Excessive Punishment

The teen's family said they were devastated by what unfolded Thursday. His mother, Dina Hoyt, said her son was in the library talking with friends about the fire drill that occurred the day before and jokingly told his friends that he wondered what would happen next. 

Hoyt said her son admits saying the school would probably blow up next, but did not make any bomb threats to his friends or anyone at the school. Hoyt said her son's conversation with friends was taken out of context and blown out of proportion. 

Hoyt said her son is a "good boy" who was involved with the school's D.A.R.E. program, was never in trouble and had never been suspended.

"Even Officer Wellman said he feels terrible because he's such a good kid," she said. "My son is really upset and regrets even joking with his friends about it."

While she does not disagree with the school's administration explaining the severity of the words he chose to use and even taking away his ability to attend the social or suspending him for a day, she said suspending him for five days and not allowing him to attend his own graduation is excessive and devastating. 

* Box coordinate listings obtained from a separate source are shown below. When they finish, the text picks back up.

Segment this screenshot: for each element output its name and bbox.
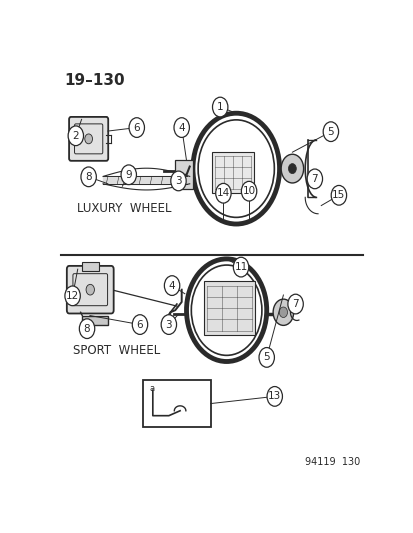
Circle shape	[79, 319, 95, 338]
Bar	[82, 316, 108, 325]
Text: 8: 8	[83, 324, 90, 334]
Text: 5: 5	[327, 127, 333, 136]
Bar	[82, 262, 98, 271]
Circle shape	[323, 122, 338, 142]
Text: SPORT  WHEEL: SPORT WHEEL	[72, 344, 159, 357]
Text: 12: 12	[66, 291, 79, 301]
Text: 3: 3	[175, 176, 181, 186]
Circle shape	[171, 171, 186, 191]
Text: 8: 8	[85, 172, 92, 182]
Text: 4: 4	[169, 280, 175, 290]
Circle shape	[280, 154, 303, 183]
Circle shape	[279, 307, 287, 318]
Circle shape	[241, 181, 256, 201]
Text: 7: 7	[292, 299, 298, 309]
Circle shape	[164, 276, 179, 295]
Circle shape	[86, 284, 94, 295]
Circle shape	[330, 185, 346, 205]
Text: 2: 2	[72, 131, 79, 141]
Bar	[204, 281, 255, 335]
Text: 15: 15	[332, 190, 345, 200]
Circle shape	[287, 294, 303, 314]
Bar	[211, 152, 253, 193]
Circle shape	[68, 126, 83, 146]
Circle shape	[161, 314, 176, 334]
Circle shape	[266, 386, 282, 406]
Circle shape	[129, 118, 144, 138]
Circle shape	[233, 257, 248, 277]
FancyBboxPatch shape	[66, 266, 114, 313]
Text: 4: 4	[178, 123, 185, 133]
Text: 3: 3	[165, 320, 172, 329]
Circle shape	[132, 314, 147, 334]
Text: 13: 13	[268, 391, 281, 401]
Text: 11: 11	[234, 262, 247, 272]
Circle shape	[85, 134, 92, 144]
Text: 14: 14	[216, 188, 230, 198]
Text: 6: 6	[136, 320, 143, 329]
Text: 10: 10	[242, 186, 255, 196]
Text: 94119  130: 94119 130	[304, 457, 359, 467]
Text: a: a	[149, 384, 154, 393]
Text: 5: 5	[263, 352, 269, 362]
Text: 6: 6	[133, 123, 140, 133]
Text: LUXURY  WHEEL: LUXURY WHEEL	[77, 202, 171, 215]
Text: 19–130: 19–130	[64, 73, 125, 88]
Circle shape	[306, 169, 322, 189]
Circle shape	[288, 164, 296, 174]
Circle shape	[65, 286, 80, 306]
Text: 9: 9	[125, 170, 132, 180]
FancyBboxPatch shape	[69, 117, 108, 161]
Circle shape	[121, 165, 136, 184]
Circle shape	[215, 183, 230, 203]
Circle shape	[273, 299, 293, 325]
Circle shape	[173, 118, 189, 138]
Bar	[143, 380, 210, 427]
Circle shape	[259, 348, 274, 367]
Circle shape	[212, 97, 227, 117]
Bar	[175, 160, 192, 189]
Circle shape	[81, 167, 96, 187]
Text: 7: 7	[311, 174, 318, 184]
Text: 1: 1	[216, 102, 223, 112]
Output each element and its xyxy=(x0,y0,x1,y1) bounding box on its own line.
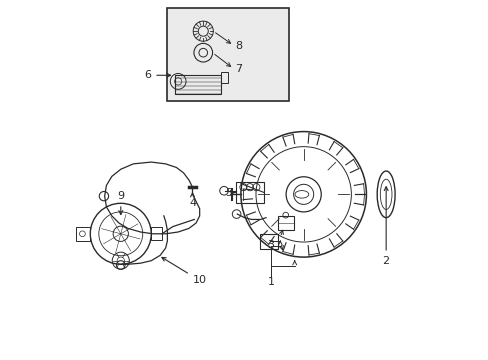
Bar xyxy=(221,72,228,83)
Text: 6: 6 xyxy=(144,70,170,80)
Text: 7: 7 xyxy=(234,64,242,74)
Text: 4: 4 xyxy=(188,193,196,208)
Text: 1: 1 xyxy=(267,277,274,287)
Bar xyxy=(235,182,264,203)
Bar xyxy=(174,75,221,94)
Bar xyxy=(167,8,289,101)
Bar xyxy=(277,216,293,230)
Bar xyxy=(151,227,162,240)
Text: 9: 9 xyxy=(117,191,124,215)
Text: 3: 3 xyxy=(266,239,273,249)
Text: 5: 5 xyxy=(224,188,234,198)
Text: 2: 2 xyxy=(382,187,389,266)
Bar xyxy=(76,226,90,241)
Text: 8: 8 xyxy=(234,41,242,50)
Bar xyxy=(260,234,278,249)
Text: 10: 10 xyxy=(162,257,206,285)
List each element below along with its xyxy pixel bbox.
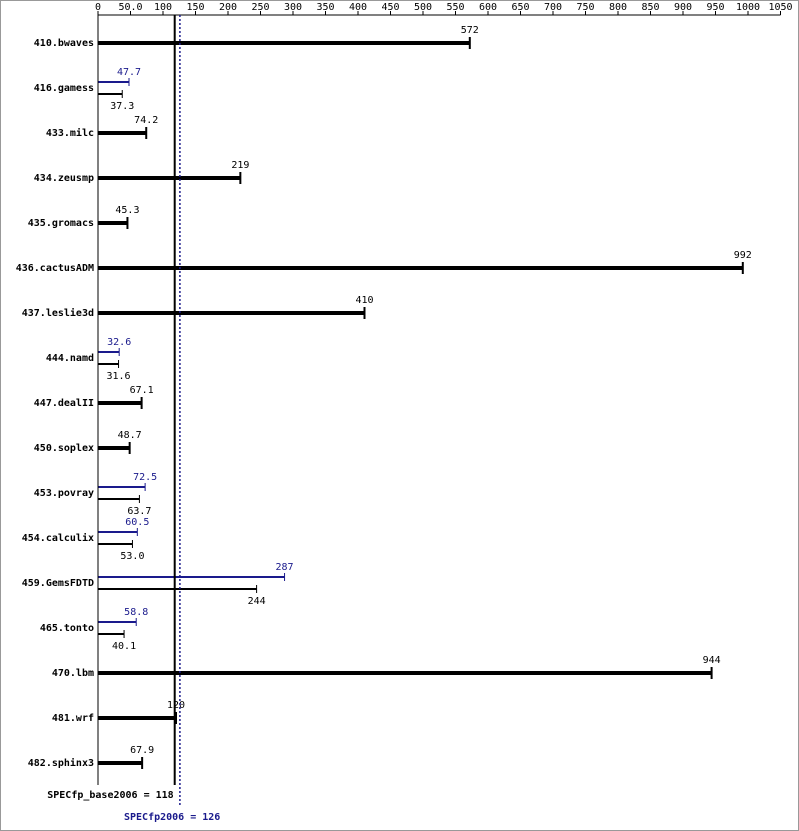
value-label: 120	[167, 700, 185, 711]
category-label cat: 434.zeusmp	[34, 173, 94, 184]
x-tick-label: 400	[349, 2, 367, 13]
x-tick-label: 450	[381, 2, 399, 13]
x-tick-label: 350	[316, 2, 334, 13]
category-label cat: 481.wrf	[52, 713, 94, 724]
reference-label: SPECfp2006 = 126	[124, 812, 220, 823]
x-tick-label: 500	[414, 2, 432, 13]
category-label cat: 465.tonto	[40, 623, 94, 634]
bar	[98, 401, 142, 405]
x-tick-label: 1050	[768, 2, 792, 13]
x-tick-label: 700	[544, 2, 562, 13]
bar	[98, 761, 143, 765]
bar	[98, 716, 176, 720]
x-tick-label: 150	[186, 2, 204, 13]
category-label cat: 444.namd	[46, 353, 94, 364]
x-tick-label: 550	[446, 2, 464, 13]
value-label: 67.1	[130, 385, 154, 396]
value-label: 45.3	[115, 205, 139, 216]
reference-label: SPECfp_base2006 = 118	[47, 790, 173, 801]
base-value-label: 31.6	[106, 371, 130, 382]
bar	[98, 221, 128, 225]
x-tick-label: 800	[609, 2, 627, 13]
bar	[98, 131, 147, 135]
base-value-label: 53.0	[120, 551, 144, 562]
x-tick-label: 50.0	[118, 2, 142, 13]
bar	[98, 41, 470, 45]
value-label: 219	[231, 160, 249, 171]
x-tick-label: 250	[251, 2, 269, 13]
value-label: 67.9	[130, 745, 154, 756]
peak-value-label: 72.5	[133, 472, 157, 483]
category-label cat: 453.povray	[34, 488, 94, 499]
category-label cat: 437.leslie3d	[22, 307, 94, 319]
peak-value-label: 58.8	[124, 607, 148, 618]
category-label cat: 433.milc	[46, 127, 94, 139]
bar	[98, 311, 365, 315]
category-label cat: 410.bwaves	[34, 38, 94, 49]
x-tick-label: 0	[95, 2, 101, 13]
peak-value-label: 60.5	[125, 517, 149, 528]
x-tick-label: 950	[706, 2, 724, 13]
bar	[98, 266, 743, 270]
value-label: 410	[355, 295, 373, 306]
bar	[98, 671, 712, 675]
peak-value-label: 287	[276, 562, 294, 573]
base-value-label: 244	[248, 596, 266, 607]
category-label cat: 436.cactusADM	[16, 263, 94, 274]
value-label: 992	[734, 250, 752, 261]
x-tick-label: 200	[219, 2, 237, 13]
x-tick-label: 900	[674, 2, 692, 13]
x-tick-label: 850	[641, 2, 659, 13]
base-value-label: 37.3	[110, 101, 134, 112]
x-tick-label: 600	[479, 2, 497, 13]
peak-value-label: 32.6	[107, 337, 131, 348]
category-label cat: 470.lbm	[52, 668, 94, 679]
category-label cat: 435.gromacs	[28, 218, 94, 229]
category-label cat: 450.soplex	[34, 443, 94, 454]
category-label cat: 459.GemsFDTD	[22, 578, 94, 589]
value-label: 74.2	[134, 115, 158, 126]
base-value-label: 63.7	[127, 506, 151, 517]
x-tick-label: 650	[511, 2, 529, 13]
x-tick-label: 1000	[736, 2, 760, 13]
category-label cat: 416.gamess	[34, 83, 94, 94]
value-label: 48.7	[118, 430, 142, 441]
category-label cat: 482.sphinx3	[28, 757, 94, 769]
x-tick-label: 750	[576, 2, 594, 13]
base-value-label: 40.1	[112, 641, 136, 652]
peak-value-label: 47.7	[117, 67, 141, 78]
bar	[98, 446, 130, 450]
x-tick-label: 300	[284, 2, 302, 13]
x-tick-label: 100	[154, 2, 172, 13]
category-label cat: 454.calculix	[22, 532, 94, 544]
category-label cat: 447.dealII	[34, 398, 94, 409]
value-label: 572	[461, 25, 479, 36]
value-label: 944	[703, 655, 721, 666]
bar	[98, 176, 241, 180]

The punishment was one thing, but the superintendent's behavior was even more shocking, according to Hoyt. 

"She said she would do whatever she had to do to have him charged," Hoyt said of Durkin. "She acted so unprofessional and was yelling at him even though she saw that I was distraught over the situation and that my son was upset."

"It is very shocking the whole thing and we are all really devastated by it," she said. "Even one of the officers heard Dr. Durkin say she wanted to make an example out of my son and said they thought the situation was being blown out of proportion and told me that it was just bad timing."

"I think it was blown out of proportion because of the other incidents at the school that happened recently," she said. "Mrs. Knox, the assistant principal and Mr. Sakarati, the principal, were sweethearts in how they handled everything. They even called to ask how he was doing."

Superintendent Durkin did not respond to requests for comment regarding the incident.